Syron led the overhaul of the institution's lax accounting controls following an earlier scandal before his tenure, McHale noted. "Under his leadership the company continues to do a lot for homebuyers and the housing market," she said, including playing "a major stabilizing role in the marketplace."
Fannie and Freddie, which hold or guarantee nearly half of the $12 trillion U.S. mortgage market, have seen their stock prices tumble from over $60 a share in 2007 to under $10 last week as the ongoing foreclosure crisis sparks worry among investors that the companies don't have money at hand to cover defaulting borrowers.
Despite the worries, many believe that the U.S. government would stand behind the lenders even if they faced high default rates. Indeed, the Treasury Department and the Federal Reserve recently took steps to increase the banks' ability to borrow from the government. On Capitol Hill, lawmakers began weighing their options on how best to rescue the beleagured institutions.
Fannie Mae CEO Mudd said last week that while "this is the right time to think about" the federal government coming to his bank's rescue, "I don't think we'll need it."

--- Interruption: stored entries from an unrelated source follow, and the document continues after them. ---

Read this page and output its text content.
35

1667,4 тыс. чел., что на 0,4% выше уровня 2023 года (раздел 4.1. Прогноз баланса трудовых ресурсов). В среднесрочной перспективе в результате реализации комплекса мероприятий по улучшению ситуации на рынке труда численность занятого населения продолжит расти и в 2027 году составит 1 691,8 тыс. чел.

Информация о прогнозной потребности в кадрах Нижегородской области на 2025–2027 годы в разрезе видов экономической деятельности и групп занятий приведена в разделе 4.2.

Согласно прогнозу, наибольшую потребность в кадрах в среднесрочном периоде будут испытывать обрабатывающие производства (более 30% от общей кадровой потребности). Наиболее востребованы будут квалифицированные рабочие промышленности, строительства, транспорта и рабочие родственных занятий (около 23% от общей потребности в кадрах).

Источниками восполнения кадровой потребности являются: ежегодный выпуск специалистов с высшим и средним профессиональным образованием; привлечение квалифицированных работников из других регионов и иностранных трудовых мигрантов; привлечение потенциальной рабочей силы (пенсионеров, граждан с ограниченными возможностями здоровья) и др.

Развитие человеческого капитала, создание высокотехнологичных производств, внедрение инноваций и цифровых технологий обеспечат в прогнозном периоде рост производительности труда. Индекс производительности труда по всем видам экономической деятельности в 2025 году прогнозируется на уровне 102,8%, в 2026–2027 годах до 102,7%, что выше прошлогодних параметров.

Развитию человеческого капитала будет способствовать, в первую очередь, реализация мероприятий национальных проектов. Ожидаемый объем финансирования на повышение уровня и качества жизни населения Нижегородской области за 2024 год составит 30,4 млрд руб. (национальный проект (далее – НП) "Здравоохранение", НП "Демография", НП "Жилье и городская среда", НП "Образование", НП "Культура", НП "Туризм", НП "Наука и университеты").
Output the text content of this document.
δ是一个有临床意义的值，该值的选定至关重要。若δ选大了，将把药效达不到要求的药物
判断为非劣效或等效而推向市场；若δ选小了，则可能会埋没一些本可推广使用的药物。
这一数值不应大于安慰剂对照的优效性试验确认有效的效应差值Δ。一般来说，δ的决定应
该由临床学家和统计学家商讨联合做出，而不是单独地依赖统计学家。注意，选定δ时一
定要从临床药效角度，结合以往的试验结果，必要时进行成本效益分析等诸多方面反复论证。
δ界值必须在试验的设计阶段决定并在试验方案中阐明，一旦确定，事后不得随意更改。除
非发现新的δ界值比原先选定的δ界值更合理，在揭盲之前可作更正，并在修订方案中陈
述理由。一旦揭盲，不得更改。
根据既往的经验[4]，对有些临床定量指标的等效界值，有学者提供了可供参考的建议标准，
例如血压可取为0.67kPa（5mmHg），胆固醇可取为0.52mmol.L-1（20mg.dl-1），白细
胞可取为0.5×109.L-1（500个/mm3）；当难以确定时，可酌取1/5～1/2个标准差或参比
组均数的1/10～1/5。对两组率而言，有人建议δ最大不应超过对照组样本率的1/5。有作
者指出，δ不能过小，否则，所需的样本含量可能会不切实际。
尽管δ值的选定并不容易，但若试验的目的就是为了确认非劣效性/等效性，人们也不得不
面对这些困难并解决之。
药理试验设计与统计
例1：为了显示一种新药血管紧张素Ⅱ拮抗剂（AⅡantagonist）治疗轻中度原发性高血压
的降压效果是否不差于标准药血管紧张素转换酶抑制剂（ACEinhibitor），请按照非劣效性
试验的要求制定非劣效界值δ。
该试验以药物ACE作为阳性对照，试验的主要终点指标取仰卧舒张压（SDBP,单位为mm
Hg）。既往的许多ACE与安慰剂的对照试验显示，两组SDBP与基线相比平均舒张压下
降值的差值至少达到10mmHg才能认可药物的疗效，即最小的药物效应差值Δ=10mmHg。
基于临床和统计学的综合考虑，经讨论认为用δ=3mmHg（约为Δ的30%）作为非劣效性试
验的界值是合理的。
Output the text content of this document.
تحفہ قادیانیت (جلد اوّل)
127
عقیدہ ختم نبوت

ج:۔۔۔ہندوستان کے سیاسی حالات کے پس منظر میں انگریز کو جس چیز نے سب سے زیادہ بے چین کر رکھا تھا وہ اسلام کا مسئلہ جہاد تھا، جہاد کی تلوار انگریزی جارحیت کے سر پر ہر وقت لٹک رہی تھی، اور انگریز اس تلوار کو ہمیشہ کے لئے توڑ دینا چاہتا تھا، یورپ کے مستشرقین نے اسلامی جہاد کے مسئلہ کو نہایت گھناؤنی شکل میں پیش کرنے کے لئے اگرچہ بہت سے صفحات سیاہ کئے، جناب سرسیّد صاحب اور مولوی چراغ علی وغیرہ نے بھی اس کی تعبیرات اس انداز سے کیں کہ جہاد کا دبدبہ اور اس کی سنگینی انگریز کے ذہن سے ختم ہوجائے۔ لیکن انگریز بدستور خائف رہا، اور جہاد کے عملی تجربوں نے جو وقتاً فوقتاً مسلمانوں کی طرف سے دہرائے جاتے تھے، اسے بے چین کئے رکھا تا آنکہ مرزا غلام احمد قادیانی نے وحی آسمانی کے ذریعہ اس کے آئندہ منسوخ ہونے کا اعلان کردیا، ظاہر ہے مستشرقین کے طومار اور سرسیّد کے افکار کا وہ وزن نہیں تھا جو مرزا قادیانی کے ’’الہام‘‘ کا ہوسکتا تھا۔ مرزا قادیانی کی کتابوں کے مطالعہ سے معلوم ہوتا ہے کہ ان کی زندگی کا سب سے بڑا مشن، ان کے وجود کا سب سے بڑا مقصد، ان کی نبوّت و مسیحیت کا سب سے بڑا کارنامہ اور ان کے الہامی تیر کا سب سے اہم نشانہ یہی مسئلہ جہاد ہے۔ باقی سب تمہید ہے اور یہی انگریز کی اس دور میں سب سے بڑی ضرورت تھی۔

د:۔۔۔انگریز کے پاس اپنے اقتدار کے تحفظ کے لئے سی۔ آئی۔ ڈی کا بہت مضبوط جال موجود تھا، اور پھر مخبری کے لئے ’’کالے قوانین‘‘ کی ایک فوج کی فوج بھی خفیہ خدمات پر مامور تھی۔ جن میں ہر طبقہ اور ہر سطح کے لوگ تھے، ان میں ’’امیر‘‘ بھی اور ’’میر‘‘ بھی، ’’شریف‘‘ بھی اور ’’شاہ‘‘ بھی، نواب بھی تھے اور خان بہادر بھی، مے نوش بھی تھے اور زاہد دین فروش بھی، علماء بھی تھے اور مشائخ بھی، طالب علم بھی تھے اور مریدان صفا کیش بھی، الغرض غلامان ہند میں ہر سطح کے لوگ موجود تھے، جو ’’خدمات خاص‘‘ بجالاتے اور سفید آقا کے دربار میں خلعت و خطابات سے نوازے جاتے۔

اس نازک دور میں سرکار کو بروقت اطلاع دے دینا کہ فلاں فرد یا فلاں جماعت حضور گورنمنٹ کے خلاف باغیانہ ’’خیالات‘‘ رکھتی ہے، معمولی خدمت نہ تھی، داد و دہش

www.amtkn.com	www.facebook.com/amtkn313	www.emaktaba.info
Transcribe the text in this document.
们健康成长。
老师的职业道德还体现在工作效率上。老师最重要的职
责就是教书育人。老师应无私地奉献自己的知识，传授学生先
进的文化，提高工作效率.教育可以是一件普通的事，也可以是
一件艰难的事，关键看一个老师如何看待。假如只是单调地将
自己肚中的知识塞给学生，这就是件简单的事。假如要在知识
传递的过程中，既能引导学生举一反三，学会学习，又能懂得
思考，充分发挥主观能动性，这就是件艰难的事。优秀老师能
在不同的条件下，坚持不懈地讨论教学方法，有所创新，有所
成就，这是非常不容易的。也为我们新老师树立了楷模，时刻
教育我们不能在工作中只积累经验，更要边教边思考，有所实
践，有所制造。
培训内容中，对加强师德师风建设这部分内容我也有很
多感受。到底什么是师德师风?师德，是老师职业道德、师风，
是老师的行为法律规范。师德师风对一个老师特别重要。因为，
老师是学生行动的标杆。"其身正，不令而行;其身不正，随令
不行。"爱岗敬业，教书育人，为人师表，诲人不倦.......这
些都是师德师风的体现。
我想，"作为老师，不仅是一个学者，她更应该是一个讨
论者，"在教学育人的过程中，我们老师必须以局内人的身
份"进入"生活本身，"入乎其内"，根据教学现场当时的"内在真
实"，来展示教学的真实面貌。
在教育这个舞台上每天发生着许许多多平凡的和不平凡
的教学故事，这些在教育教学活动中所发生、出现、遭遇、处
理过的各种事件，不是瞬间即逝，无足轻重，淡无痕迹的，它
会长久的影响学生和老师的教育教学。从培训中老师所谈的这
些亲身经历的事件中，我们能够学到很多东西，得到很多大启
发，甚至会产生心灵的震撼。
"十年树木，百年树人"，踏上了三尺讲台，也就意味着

Federal Reserve chairman Ben Bernanke told Congress last week the two banks "are in no danger of failing." Freddie Mac's McHale said her bank agreed with Mudd and Bernanke.
For some financial analysts, the lenders' crisis is as frustrating as the royal treatment of their CEOs.
"That is the most outrageous of the current financial disasters," well-known bank analyst Richard Bove of investment firm Ladenburg Thalmann told ABC News. The crisis, he said, was caused solely by "mismanagement, for the purpose of massive personal aggrandizement. It's an outrage."
"What worries me is the complete lack of accountability by Fannie's and Freddie's executives" and investment bankers who stand to gain from a government bailout, former Clinton administration Labor secretary Robert Reich told Newsweek magazine recently.
"We've created the worst form of socialized capitalism," Reich said, "private gains combined with public losses."
Neither Fannie Mae nor its CEO Mudd responded to requests for comment. A call to Syron's house on Cape Cod, Mass. was forwarded to the bank's vice president for communications, McHale.
Rep. Barney Frank, the Democratic chairman of the House Financial Services Committee, has proposed requiring the government to approve the salaries of top executives at both firms, to make sure they are "reasonable."